Another approach you can consider is adding some small microcontroller (or yes, barebones ***duino) to the system, and using that to collect information from various sensors and peripherals. This can then be forwarded to the SoC over a UART link, or queried out via I2C or similar - add a small amount of cost and some degree of bottleneck, but also means that the software on the SoC then becomes very portable - to a different comparable chip, or perhaps even to run on a desktop PC during development.

Relationship between kernel and board support package

In general, if I wanted to access(read or write) to some hardware device how do the kernel and bsp (board support package) interact to make this possible assuming the device drivers live inside the bsp?
BSP comprises support for CPU/peripheral initialization and on-board peripheral specific functions, drivers.
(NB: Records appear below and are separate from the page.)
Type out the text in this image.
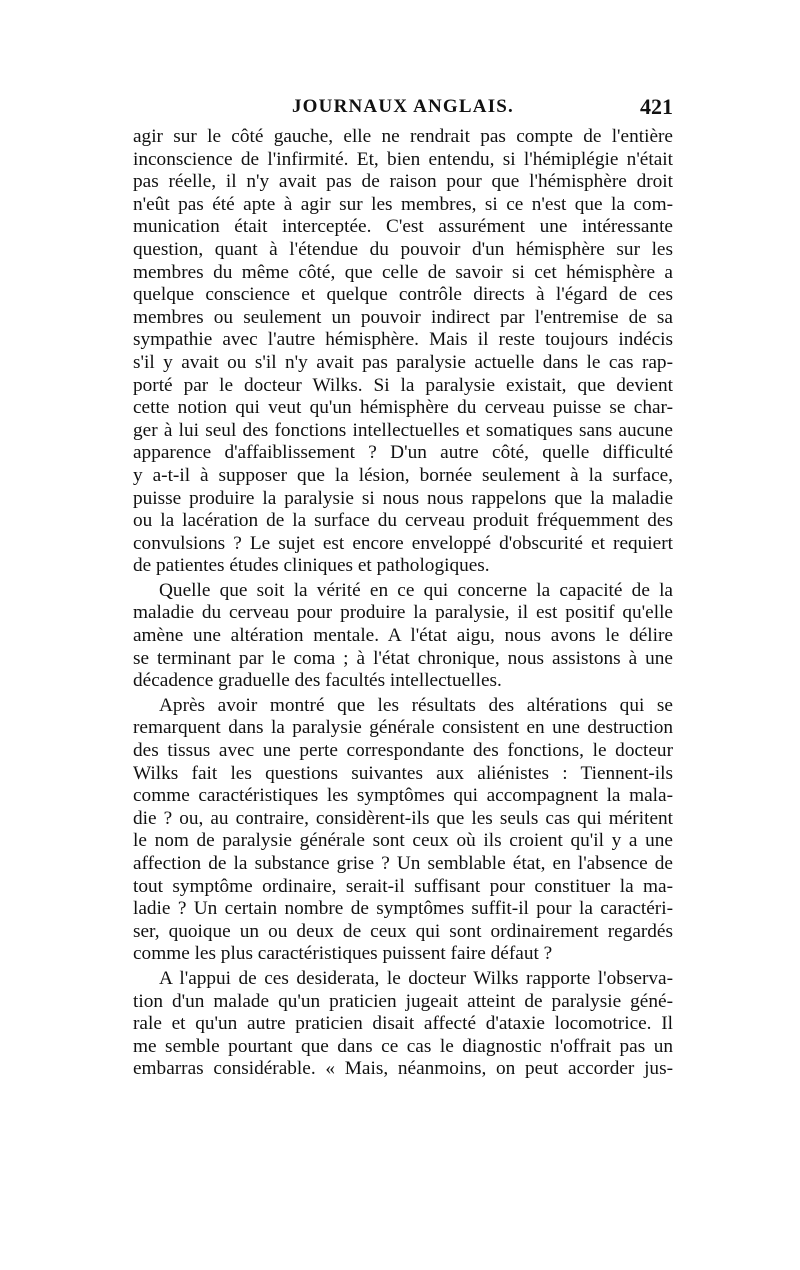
JOURNAUX ANGLAIS.	421
agir sur le côté gauche, elle ne rendrait pas compte de l'entière
inconscience de l'infirmité. Et, bien entendu, si l'hémiplégie n'était
pas réelle, il n'y avait pas de raison pour que l'hémisphère droit
n'eût pas été apte à agir sur les membres, si ce n'est que la com-
munication était interceptée. C'est assurément une intéressante
question, quant à l'étendue du pouvoir d'un hémisphère sur les
membres du même côté, que celle de savoir si cet hémisphère a
quelque conscience et quelque contrôle directs à l'égard de ces
membres ou seulement un pouvoir indirect par l'entremise de sa
sympathie avec l'autre hémisphère. Mais il reste toujours indécis
s'il y avait ou s'il n'y avait pas paralysie actuelle dans le cas rap-
porté par le docteur Wilks. Si la paralysie existait, que devient
cette notion qui veut qu'un hémisphère du cerveau puisse se char-
ger à lui seul des fonctions intellectuelles et somatiques sans aucune
apparence d'affaiblissement ? D'un autre côté, quelle difficulté
y a-t-il à supposer que la lésion, bornée seulement à la surface,
puisse produire la paralysie si nous nous rappelons que la maladie
ou la lacération de la surface du cerveau produit fréquemment des
convulsions ? Le sujet est encore enveloppé d'obscurité et requiert
de patientes études cliniques et pathologiques.
Quelle que soit la vérité en ce qui concerne la capacité de la
maladie du cerveau pour produire la paralysie, il est positif qu'elle
amène une altération mentale. A l'état aigu, nous avons le délire
se terminant par le coma ; à l'état chronique, nous assistons à une
décadence graduelle des facultés intellectuelles.
Après avoir montré que les résultats des altérations qui se
remarquent dans la paralysie générale consistent en une destruction
des tissus avec une perte correspondante des fonctions, le docteur
Wilks fait les questions suivantes aux aliénistes : Tiennent-ils
comme caractéristiques les symptômes qui accompagnent la mala-
die ? ou, au contraire, considèrent-ils que les seuls cas qui méritent
le nom de paralysie générale sont ceux où ils croient qu'il y a une
affection de la substance grise ? Un semblable état, en l'absence de
tout symptôme ordinaire, serait-il suffisant pour constituer la ma-
ladie ? Un certain nombre de symptômes suffit-il pour la caractéri-
ser, quoique un ou deux de ceux qui sont ordinairement regardés
comme les plus caractéristiques puissent faire défaut ?
A l'appui de ces desiderata, le docteur Wilks rapporte l'observa-
tion d'un malade qu'un praticien jugeait atteint de paralysie géné-
rale et qu'un autre praticien disait affecté d'ataxie locomotrice. Il
me semble pourtant que dans ce cas le diagnostic n'offrait pas un
embarras considérable. « Mais, néanmoins, on peut accorder jus-
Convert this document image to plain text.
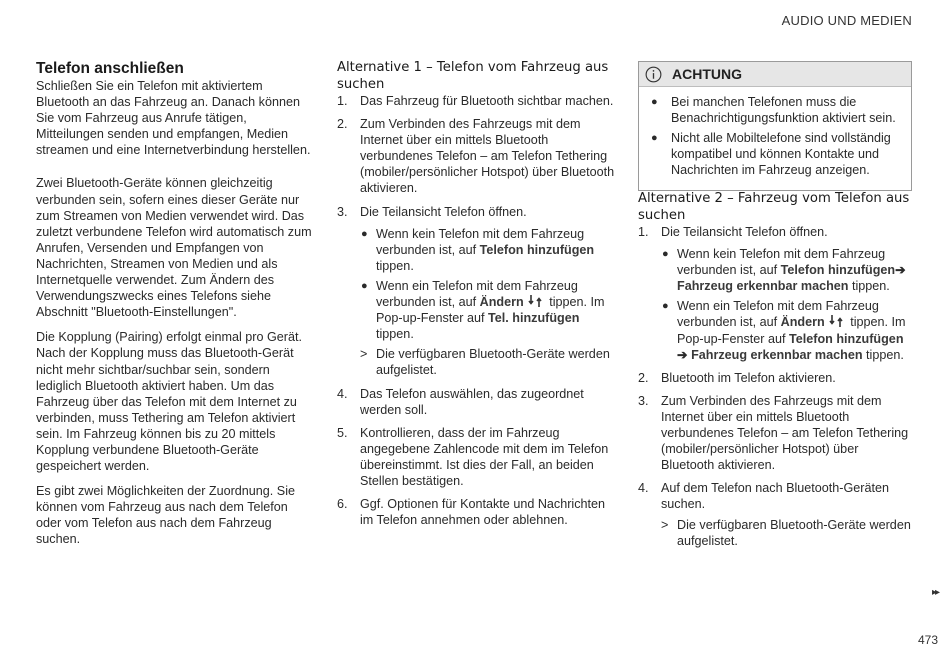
AUDIO UND MEDIEN
Telefon anschließen

Schließen Sie ein Telefon mit aktiviertem Bluetooth an das Fahrzeug an. Danach können Sie vom Fahrzeug aus Anrufe tätigen, Mitteilungen senden und empfangen, Medien streamen und eine Internetverbindung herstellen.

Zwei Bluetooth-Geräte können gleichzeitig verbunden sein, sofern eines dieser Geräte nur zum Streamen von Medien verwendet wird. Das zuletzt verbundene Telefon wird automatisch zum Anrufen, Versenden und Empfangen von Nachrichten, Streamen von Medien und als Internetquelle verwendet. Zum Ändern des Verwendungszwecks eines Telefons siehe Abschnitt "Bluetooth-Einstellungen".

Die Kopplung (Pairing) erfolgt einmal pro Gerät. Nach der Kopplung muss das Bluetooth-Gerät nicht mehr sichtbar/suchbar sein, sondern lediglich Bluetooth aktiviert haben. Um das Fahrzeug über das Telefon mit dem Internet zu verbinden, muss Tethering am Telefon aktiviert sein. Im Fahrzeug können bis zu 20 mittels Kopplung verbundene Bluetooth-Geräte gespeichert werden.

Es gibt zwei Möglichkeiten der Zuordnung. Sie können vom Fahrzeug aus nach dem Telefon oder vom Telefon aus nach dem Fahrzeug suchen.

Alternative 1 – Telefon vom Fahrzeug aus suchen
1. Das Fahrzeug für Bluetooth sichtbar machen.
2. Zum Verbinden des Fahrzeugs mit dem Internet über ein mittels Bluetooth verbundenes Telefon – am Telefon Tethering (mobiler/persönlicher Hotspot) über Bluetooth aktivieren.
3. Die Teilansicht Telefon öffnen.
● Wenn kein Telefon mit dem Fahrzeug verbunden ist, auf Telefon hinzufügen tippen.
● Wenn ein Telefon mit dem Fahrzeug verbunden ist, auf Ändern tippen. Im Pop-up-Fenster auf Tel. hinzufügen tippen.
> Die verfügbaren Bluetooth-Geräte werden aufgelistet.
4. Das Telefon auswählen, das zugeordnet werden soll.
5. Kontrollieren, dass der im Fahrzeug angegebene Zahlencode mit dem im Telefon übereinstimmt. Ist dies der Fall, an beiden Stellen bestätigen.
6. Ggf. Optionen für Kontakte und Nachrichten im Telefon annehmen oder ablehnen.
ACHTUNG
● Bei manchen Telefonen muss die Benachrichtigungsfunktion aktiviert sein.
● Nicht alle Mobiltelefone sind vollständig kompatibel und können Kontakte und Nachrichten im Fahrzeug anzeigen.
Alternative 2 – Fahrzeug vom Telefon aus suchen
1. Die Teilansicht Telefon öffnen.
● Wenn kein Telefon mit dem Fahrzeug verbunden ist, auf Telefon hinzufügen➔ Fahrzeug erkennbar machen tippen.
● Wenn ein Telefon mit dem Fahrzeug verbunden ist, auf Ändern tippen. Im Pop-up-Fenster auf Telefon hinzufügen
➔ Fahrzeug erkennbar machen tippen.
2. Bluetooth im Telefon aktivieren.
3. Zum Verbinden des Fahrzeugs mit dem Internet über ein mittels Bluetooth verbundenes Telefon – am Telefon Tethering (mobiler/persönlicher Hotspot) über Bluetooth aktivieren.
4. Auf dem Telefon nach Bluetooth-Geräten suchen.
> Die verfügbaren Bluetooth-Geräte werden aufgelistet.
▸▸
473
BSP shall have routines specific to entities like interrupt controller, rtc, timers, dma, uart/usb/ethernet/other-interfaces, spi/i2c, pci/isa bus, flash/ ROM/ EEPROM/ NVRAM, memory map, bootloader, filesystem etc. The routines shall be related to device selection/identification, registration, initialization/opening, reading/receiving, writing/sending or closing/freeing the device.
Normally, these routines shall be placed in respective processor directory/sub-directories. These functions shall be used/invoked by kernel in the form of device driver or independently as required by kernel. Since BSP is collection of hardware specific routines(or set of library), the BSP is also termed as a kind of interface between kernel/OS and on-board peripherals/hardware.

How linux drive many network cards with the same driver?

I am learning linux network driver recently, and I wonder that if I have many network cards in same type on my board, how does the kernel drive them? Does the kernel need to load the same driver many times? I think it's not possible, insmod won't do that, so how can I make all same kind cards work at same time?
regards
The state of every card (I/O addresses, IRQs, ...) is stored into a driver-specific structure that is passed (directly or indirectly) to every entry point of the driver which can this way differenciate the cards. That way the very same code can control different cards (which means that yes, the kernel only keeps one instance of a driver's module no matter the number of devices it controls).
For instance, have a look at drivers/video/backlight/platform_lcd.c, which is a very simple LCD power driver. It contains a structure called platform_lcd that is private to this file and stores the state of the LCD (whether it is powered, and whether it is suspended). One instance of this structure is allocated in the probe function of the driver through kzalloc - that is, one per LCD device - and stored into the platform device representing the LCD using platform_set_drvdata. The instance that has been allocated for this device is then fetched back at the beginning of all other driver functions so that it knows which instance it is working on:
struct platform_lcd *plcd = to_our_lcd(lcd);
to_our_lcd expands to lcd_get_data which itself expands to dev_get_drvdata (a counterpart of platform_set_drvdata) if you look at include/linux/lcd.h. The function can then know the state of the device is has been invoked for.
This is a very simple example, and the platform_lcd driver does not directly control any device (this is deferred to a function pointer in the platform data), but add hardware-specific parameters (IRQ, I/O base, etc.) and you get how 99% of the drivers in Linux work.
The driver code is only loaded once, but it allocates a separate context structure for each card. Typically you will see a struct pci_driver with a .probe function pointer. The probe function is called once for each card by the PCI support code, and it calls alloc_etherdev to allocate a network interface with space for whatever private context it needs.